Hello everyone! I hope you all are doing well and staying safe in these crazy times we are living in. I, for one, have been learning to get out of my shell and dabbling in multiple different things, such as Calligraphy and YouTube. I've also been reading different genres of books that I've never really given a chance. For instance, I am not the first person who wants to read Pride & Prejudice or watch Downton Abbey. The Victorian era, old time, love story just doesn't appeal to me in the way a true crime or mystery novel does. But I did find myself reading the same kind of stories a lot this year, so I decided to go out of my comfort zone and read a couple of books that are out of my norm with the first book being The Love Note by Joanna Davidson Politano.

So when I first saw that this book was a Christian, Historical Fiction, Romance book, I wasn't sure how I was going to feel about it while reading to be honest.

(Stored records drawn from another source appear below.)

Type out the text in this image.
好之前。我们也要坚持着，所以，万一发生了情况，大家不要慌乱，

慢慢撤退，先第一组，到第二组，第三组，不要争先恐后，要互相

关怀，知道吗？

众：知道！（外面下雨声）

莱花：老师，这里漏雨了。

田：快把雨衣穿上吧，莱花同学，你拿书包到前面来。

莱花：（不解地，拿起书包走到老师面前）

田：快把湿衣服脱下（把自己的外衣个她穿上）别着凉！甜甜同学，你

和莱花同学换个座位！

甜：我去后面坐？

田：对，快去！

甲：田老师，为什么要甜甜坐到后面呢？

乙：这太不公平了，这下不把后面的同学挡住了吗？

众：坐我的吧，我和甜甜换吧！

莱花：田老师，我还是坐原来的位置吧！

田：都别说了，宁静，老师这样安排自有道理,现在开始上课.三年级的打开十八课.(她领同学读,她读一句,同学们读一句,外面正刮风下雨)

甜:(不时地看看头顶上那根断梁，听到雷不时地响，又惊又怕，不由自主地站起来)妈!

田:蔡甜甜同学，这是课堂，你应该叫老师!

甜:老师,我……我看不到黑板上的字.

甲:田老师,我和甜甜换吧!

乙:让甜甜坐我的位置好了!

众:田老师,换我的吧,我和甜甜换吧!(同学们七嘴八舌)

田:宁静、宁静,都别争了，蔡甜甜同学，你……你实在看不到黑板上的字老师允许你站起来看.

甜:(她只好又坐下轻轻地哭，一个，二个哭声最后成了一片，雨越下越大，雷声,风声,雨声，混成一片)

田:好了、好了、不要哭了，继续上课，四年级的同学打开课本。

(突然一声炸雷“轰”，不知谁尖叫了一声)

But the synopsis did sound appealing so I went for it. I ended up loving the whole concept of this book as it focuses on a woman that is wary of finding love and being a wife because she doesn't want that to get in the way of her career and dream of being a doctor. I feel like we do get a lot of these tropes in new media, but not in the sense that the woman wants to pursue her educations, it's more of she is a superhero and that's what she wants to be. Which that is fine, but a more realistic strong, independent woman who also wants love is someone we don't see all the time.

This leads me into loving the main character, Willa Duvall. I feel like women who are career driven and focused are portrayed as these older spinsters who care about only their work and nothing else. That is not true in Politano's book. We find that the main character has a compassionate heart towards everyone around her. She admires horses, she loves her father and she is helpful. She isn't this stereotypical business woman. Willa also wants to find love, but because it's 1865 and people had pretty strict ideals of what a man and a woman's place was in this world, she did not think anyone would let her be her while still being a wife. It's interesting to see how this character deals with her wants and her needs.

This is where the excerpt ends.